Homework 1.1

Author
Affiliation

Alex Cardazzi

Old Dominion University

All materials can be found at alexcardazzi.github.io.

Question 1

Copy and paste the following vector into R: vec <- sample(1:100, 10, FALSE). Use this vector for the following.

  1. Print vec to the console. (2 Points)

  2. Print the first 5 elements of vec. (2 Points)

  3. Print the last 3 elements of vec. (2 Points)

  4. Print the 3rd and 8th elements of vec. (3 Points)

  5. Print the elements of vec that are larger than 50. (3 Points)

  6. Print the elements of vec that are odd (not divisible by two). (3 Points)

Question 2

Use these data on drinking and wages from Elderton and Pearson (1910) (data; documentation) for the following.

  1. Read in the data using read.csv() and store it as DrinksWages.1 (1 Point)

  2. Print the column names of DrinksWages. (1 Point)

  3. What type of measurement (Nominal, Ordinal, Interval, or Ratio) is sober? Explain why. (2 Points)

  1. What fraction (or as a percentage) of observations of the wage variable are larger than 30? (2 Points)

  2. Create a new variable inside DrinksWages called total. This variable should reflect the sum of the two variables sober and drinks for each observation. (2 Points)

  3. Create a new variable inside DrinksWages called x. This variable should be drinks divided by total. In words, how can we interpret what x represents? (3 Points)

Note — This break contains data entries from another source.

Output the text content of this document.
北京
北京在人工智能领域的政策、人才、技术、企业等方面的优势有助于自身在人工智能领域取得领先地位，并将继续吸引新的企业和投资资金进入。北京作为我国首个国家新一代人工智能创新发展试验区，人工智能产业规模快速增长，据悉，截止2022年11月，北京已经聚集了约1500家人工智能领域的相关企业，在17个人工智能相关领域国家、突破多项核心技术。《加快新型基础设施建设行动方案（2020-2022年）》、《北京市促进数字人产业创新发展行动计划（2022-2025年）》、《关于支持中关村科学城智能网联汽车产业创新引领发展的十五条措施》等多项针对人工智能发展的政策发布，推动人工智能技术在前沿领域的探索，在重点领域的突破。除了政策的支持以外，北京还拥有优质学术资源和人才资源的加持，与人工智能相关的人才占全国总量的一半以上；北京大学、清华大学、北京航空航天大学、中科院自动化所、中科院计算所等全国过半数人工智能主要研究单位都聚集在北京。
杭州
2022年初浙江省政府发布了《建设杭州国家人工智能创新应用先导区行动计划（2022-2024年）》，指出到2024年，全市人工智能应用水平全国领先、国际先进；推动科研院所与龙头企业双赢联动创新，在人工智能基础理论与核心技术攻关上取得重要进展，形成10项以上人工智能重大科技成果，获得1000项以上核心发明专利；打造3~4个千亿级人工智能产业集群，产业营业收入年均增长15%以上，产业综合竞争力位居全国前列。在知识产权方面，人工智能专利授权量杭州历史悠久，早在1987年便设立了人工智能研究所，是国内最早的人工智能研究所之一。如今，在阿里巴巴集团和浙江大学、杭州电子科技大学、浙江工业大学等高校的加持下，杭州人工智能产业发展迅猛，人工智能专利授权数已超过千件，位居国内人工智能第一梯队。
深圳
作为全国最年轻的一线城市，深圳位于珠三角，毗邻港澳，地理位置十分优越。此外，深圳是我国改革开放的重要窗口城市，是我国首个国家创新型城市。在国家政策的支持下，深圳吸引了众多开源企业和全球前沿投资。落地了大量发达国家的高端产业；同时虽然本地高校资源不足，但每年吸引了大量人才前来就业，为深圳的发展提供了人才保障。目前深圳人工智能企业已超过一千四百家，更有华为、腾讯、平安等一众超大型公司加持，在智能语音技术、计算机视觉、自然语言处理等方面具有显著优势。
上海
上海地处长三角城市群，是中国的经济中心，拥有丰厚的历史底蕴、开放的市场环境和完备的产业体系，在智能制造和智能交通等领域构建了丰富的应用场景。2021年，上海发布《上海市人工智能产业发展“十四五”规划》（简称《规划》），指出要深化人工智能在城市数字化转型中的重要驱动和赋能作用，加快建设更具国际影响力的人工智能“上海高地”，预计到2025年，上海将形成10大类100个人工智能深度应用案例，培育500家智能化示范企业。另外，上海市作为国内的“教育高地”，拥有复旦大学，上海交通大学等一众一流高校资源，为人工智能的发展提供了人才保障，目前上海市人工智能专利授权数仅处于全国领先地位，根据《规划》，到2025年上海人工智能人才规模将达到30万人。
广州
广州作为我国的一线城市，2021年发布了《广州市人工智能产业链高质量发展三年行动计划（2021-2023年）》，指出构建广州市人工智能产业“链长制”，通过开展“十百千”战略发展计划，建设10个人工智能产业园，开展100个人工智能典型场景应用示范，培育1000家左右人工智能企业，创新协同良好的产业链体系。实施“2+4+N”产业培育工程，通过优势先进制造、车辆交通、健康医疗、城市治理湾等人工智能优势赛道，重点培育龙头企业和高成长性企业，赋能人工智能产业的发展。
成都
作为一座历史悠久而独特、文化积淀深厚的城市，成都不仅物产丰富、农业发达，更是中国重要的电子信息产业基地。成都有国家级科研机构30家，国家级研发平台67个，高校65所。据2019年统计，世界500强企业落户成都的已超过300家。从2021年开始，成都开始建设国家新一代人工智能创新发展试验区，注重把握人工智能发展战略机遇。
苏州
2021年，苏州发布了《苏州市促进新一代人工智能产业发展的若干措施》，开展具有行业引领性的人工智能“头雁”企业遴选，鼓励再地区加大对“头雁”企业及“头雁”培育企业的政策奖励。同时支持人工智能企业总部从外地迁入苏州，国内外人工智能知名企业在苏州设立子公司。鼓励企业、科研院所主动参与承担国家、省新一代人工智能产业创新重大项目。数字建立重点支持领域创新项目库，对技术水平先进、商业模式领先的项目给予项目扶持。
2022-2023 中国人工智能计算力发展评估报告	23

  4. Plot x on the \(X\)-axis and wages on the \(Y\)-axis. Each point should be colored based on their class value2. Use pch = 19. Label your axes appropriately and include a legend. (4 Points)

Question 3

This one is challenging. This .pdf file contains SAT scores over time for men and women. Unfortunately, when I copied it into a .csv, the formatting got messed up.3

  1. Recreate the table format of the PDF with sat2.csv as a data.frame.4 Rename the year and total math columns (the first one) to year and total_math. (6 Points)
  1. Convert the total math variable into a numeric variable. This step will likely create some NA values in the variable, so remove the rows where total math is missing. (4 Points)
  1. Finally, remove all of the columns except year and total_math from the dataset. (4 Points)

  2. Make a plot with two lines. On the \(X\)-axis should be year and on the \(Y\)-axis should be total math. The first line should be SAT scores from the beginning of the sample until 1999, and another from 2000 and onwards. The two lines should be different colors. Be sure to label the axes and include a legend. (6 Points)

Footnotes

  1. Hint: you can use either the hyperlink’s URL or you can click on the hyperlink, download the file, and read it in via file path. Also, you might find it helpful to read through the data’s documentation so you know what the different columns/variables mean.↩︎

  2. You are free to choose whatever colors you’d like, but please avoid using “yellow” for the sake of our eyes. It’s blindly bright against the white background.↩︎

  3. You’ll run into this a lot when working with .pdf files, so avoid them!↩︎

  4. Hint: After you read in the data, try printing it to your console. You should see one long vector. Try reorganizing the vector into a matrix, and then the matrix into a data.frame.↩︎